Inhaberin Viktoria Ikkert, die mit ihrer Familie seit mehr als 20 Jahren in der Gastronomie arbeitet, überraschen die Vorbehalte der Menschen auch angesichts des russischen Angriffskriegs gegen die Ukraine nicht. Die 50-Jährige war darauf vorbereitet, dass sie und ihre Familie mit Vorurteilen der unangenehmen Art starten würden. „Auch unser Vermieter, der Ketscher Schützenverein, war am Anfang skeptisch. Dafür hatten wir auch Verständnis“, sagt sie und ergänzt direkt: „Oft klären sich die Dinge aber auch auf, wenn man miteinander spricht.“
Familie lebt seit mehr als 30 Jahren in Speyer
Torsten Niedermeyer, Erster Vorsitzender der Schützengilde bestätigt Ikkerts Worte. „Unsere Vorbehalte waren schnell beseitigt“, sagt er. Was auch daran lag, dass die neuen Pächter ein hohes finanzielles Risiko eingingen und alleine für den Umbau des muffigen und in die Jahre gekommenen Schützenhauses einen sechsstelligen Betrag investierten. „Es ist schon beeindruckend, wie schnell sie das alles umgesetzt haben, wie gut es geworden ist und wie positiv das Angebot angenommen wird“, sagt Niedermeyer und ergänzt: „Wer noch skeptisch ist, soll am besten einfach mal vorbeischauen und es ausprobieren.“
In der Tat lösen sich viele Vorurteile bei genauer Betrachtung in Luft auf. So leben Ikkert und ihre Familie mittlerweile seit rund 30 Jahren in Speyer, alle sind deutsche Staatsbürger und distanzieren sich von jeglicher Form kriegerischer Aggression. „Wir wollen unsere Gäste mit unserem Konzept überzeugen“, sagt sie und zeigt auf das Buffet, das für den Mittagstisch aufgebaut wurde: „Unsere Küche vereint das Beste aus der deutsch-osteuropäischen Küche – mit authentischen Rezepten aus Russland, der Ukraine und dem Kaukasus.“
Osteuropäische Spezialitäten und deutsche Klassiker im Angebot
Osteuropäische Spezialitäten wie Soljanka, Borschtsch und Wareniki werden mittags genauso regelmäßig aufgetischt wie deutsche Klassiker wie Schmorbraten oder Schnitzel. „Bei uns ist für jeden etwas dabei“, sagt Ikkert und verweist darauf, dass sie bereits nach vier Wochen Stammgäste hat, die mindestens einmal in der Woche zum Mittagessen vorbeikommen. Für 13 Euro gibt es von Dienstag bis Freitag den Mittagstisch mit Vorspeise, Hauptgericht, Nachtisch – und das alles so oft, wie der Appetit es zulässt.

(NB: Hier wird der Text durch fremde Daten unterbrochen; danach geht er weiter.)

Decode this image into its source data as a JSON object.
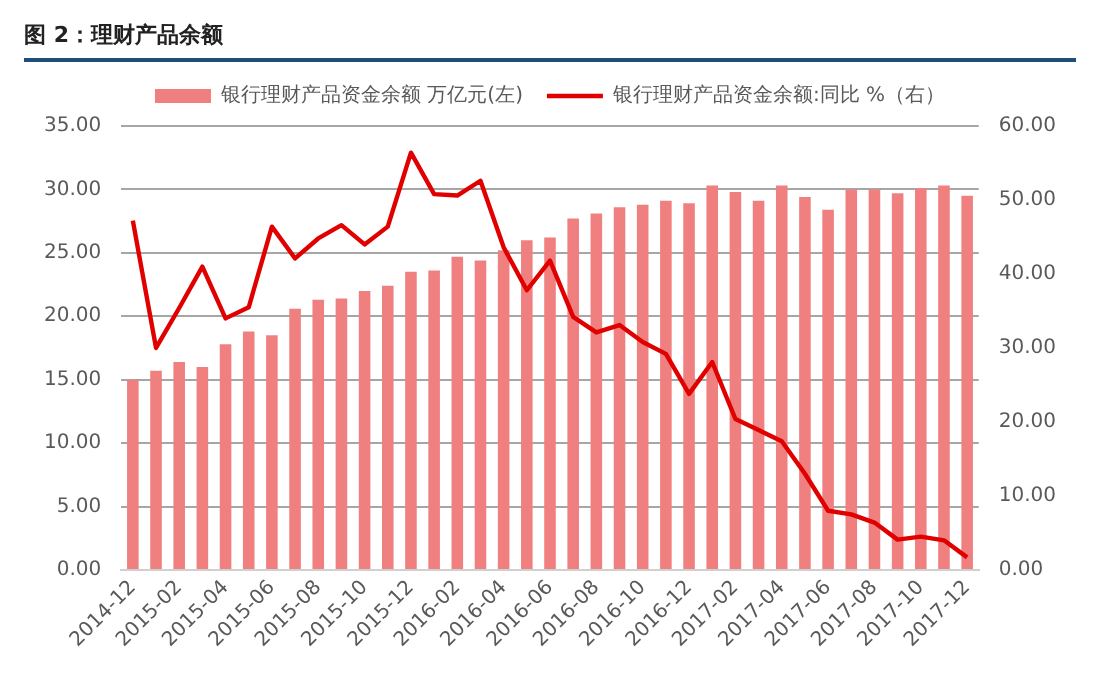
{
  "chart_data": {
    "type": "bar",
    "title": "图 2：理财产品余额",
    "categories": [
      "2014-12",
      null,
      "2015-02",
      null,
      "2015-04",
      null,
      "2015-06",
      null,
      "2015-08",
      null,
      "2015-10",
      null,
      "2015-12",
      null,
      "2016-02",
      null,
      "2016-04",
      null,
      "2016-06",
      null,
      "2016-08",
      null,
      "2016-10",
      null,
      "2016-12",
      null,
      "2017-02",
      null,
      "2017-04",
      null,
      "2017-06",
      null,
      "2017-08",
      null,
      "2017-10",
      null,
      "2017-12"
    ],
    "series": [
      {
        "name": "银行理财产品资金余额 万亿元(左)",
        "color": "#f08080",
        "values": [
          15.0,
          15.7,
          16.4,
          16.0,
          17.8,
          18.8,
          18.5,
          20.6,
          21.3,
          21.4,
          22.0,
          22.4,
          23.5,
          23.6,
          24.7,
          24.4,
          25.2,
          26.0,
          26.2,
          27.7,
          28.1,
          28.6,
          28.8,
          29.1,
          28.9,
          30.3,
          29.8,
          29.1,
          30.3,
          29.4,
          28.4,
          30.0,
          30.0,
          29.7,
          30.1,
          30.3,
          29.5
        ]
      },
      {
        "name": "银行理财产品资金余额:同比 %（右）",
        "type": "line",
        "axis": "y2",
        "color": "#e00000",
        "values": [
          47.2,
          30.0,
          35.4,
          41.0,
          34.0,
          35.5,
          46.4,
          42.1,
          44.8,
          46.6,
          44.0,
          46.4,
          56.4,
          50.8,
          50.6,
          52.6,
          43.6,
          37.8,
          41.8,
          34.2,
          32.1,
          33.1,
          30.8,
          29.2,
          23.8,
          28.1,
          20.4,
          18.9,
          17.4,
          13.0,
          8.0,
          7.5,
          6.4,
          4.1,
          4.5,
          4.0,
          1.7
        ]
      }
    ],
    "ylim": [
      0,
      35
    ],
    "yticks": [
      {
        "value": 0,
        "label": "0.00"
      },
      {
        "value": 5,
        "label": "5.00"
      },
      {
        "value": 10,
        "label": "10.00"
      },
      {
        "value": 15,
        "label": "15.00"
      },
      {
        "value": 20,
        "label": "20.00"
      },
      {
        "value": 25,
        "label": "25.00"
      },
      {
        "value": 30,
        "label": "30.00"
      },
      {
        "value": 35,
        "label": "35.00"
      }
    ],
    "y2lim": [
      0,
      60
    ],
    "y2ticks": [
      {
        "value": 0,
        "label": "0.00"
      },
      {
        "value": 10,
        "label": "10.00"
      },
      {
        "value": 20,
        "label": "20.00"
      },
      {
        "value": 30,
        "label": "30.00"
      },
      {
        "value": 40,
        "label": "40.00"
      },
      {
        "value": 50,
        "label": "50.00"
      },
      {
        "value": 60,
        "label": "60.00"
      }
    ],
    "grid": "y",
    "legend": "top",
    "marker": "none"
  }
}
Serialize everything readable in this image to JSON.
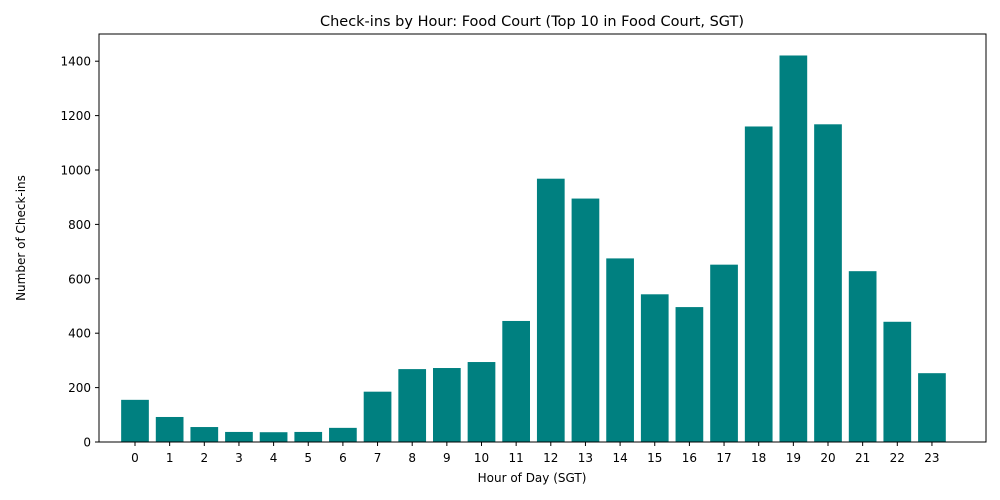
{
  "chart_data": {
    "type": "bar",
    "title": "Check-ins by Hour: Food Court (Top 10 in Food Court, SGT)",
    "xlabel": "Hour of Day (SGT)",
    "ylabel": "Number of Check-ins",
    "categories": [
      "0",
      "1",
      "2",
      "3",
      "4",
      "5",
      "6",
      "7",
      "8",
      "9",
      "10",
      "11",
      "12",
      "13",
      "14",
      "15",
      "16",
      "17",
      "18",
      "19",
      "20",
      "21",
      "22",
      "23"
    ],
    "values": [
      155,
      92,
      55,
      37,
      36,
      37,
      52,
      185,
      268,
      272,
      294,
      445,
      968,
      895,
      675,
      543,
      496,
      652,
      1160,
      1421,
      1168,
      628,
      442,
      253
    ],
    "ylim": [
      0,
      1500
    ],
    "yticks": [
      0,
      200,
      400,
      600,
      800,
      1000,
      1200,
      1400
    ],
    "grid": false,
    "legend": "none",
    "bar_color": "#008080"
  }
}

Am Wochenende wird das Angebot mit Themenabenden und erweitertem Buffet ergänzt – inklusive Showprogramm, Live-Gesang und LED-Tänzerinnen. Die rund 150 Plätze sind begehrt: Samstags ist das Restaurant aktuell einen Monat im Voraus ausgebucht. Auch für Vereinsfeiern, Hochzeiten und andere Familienfeiern ist das Kalina gerüstet. Daniel Ikkert (27), der die Events koordiniert, freut sich auf die Abendveranstaltungen ganz besonders. „Da präsentieren wir Kultur und kulinarische Spezialitäten aus ganz Osteuropa und bringen sie den Menschen hier näher.“
Auch auf Social Media findet das Angebot übrigens großen Anklang. Das Restaurant hat über 80.000 Follower auf Instagram, TikTok und Facebook. Negativen Kommentare auf Internet-Bewertungs-Plattformen begegnet das Kalina-Team, das damit bereits in seiner vorherigen Location in Speyer konfrontiert wurde, mit Gelassenheit. „Wir lassen uns von Vorbehalten und Skepsis nicht aufhalten und tun unser Bestes, alle Skeptiker mit Qualität vom Gegenteil zu überzeugen“, sagt Daniel Ikkert.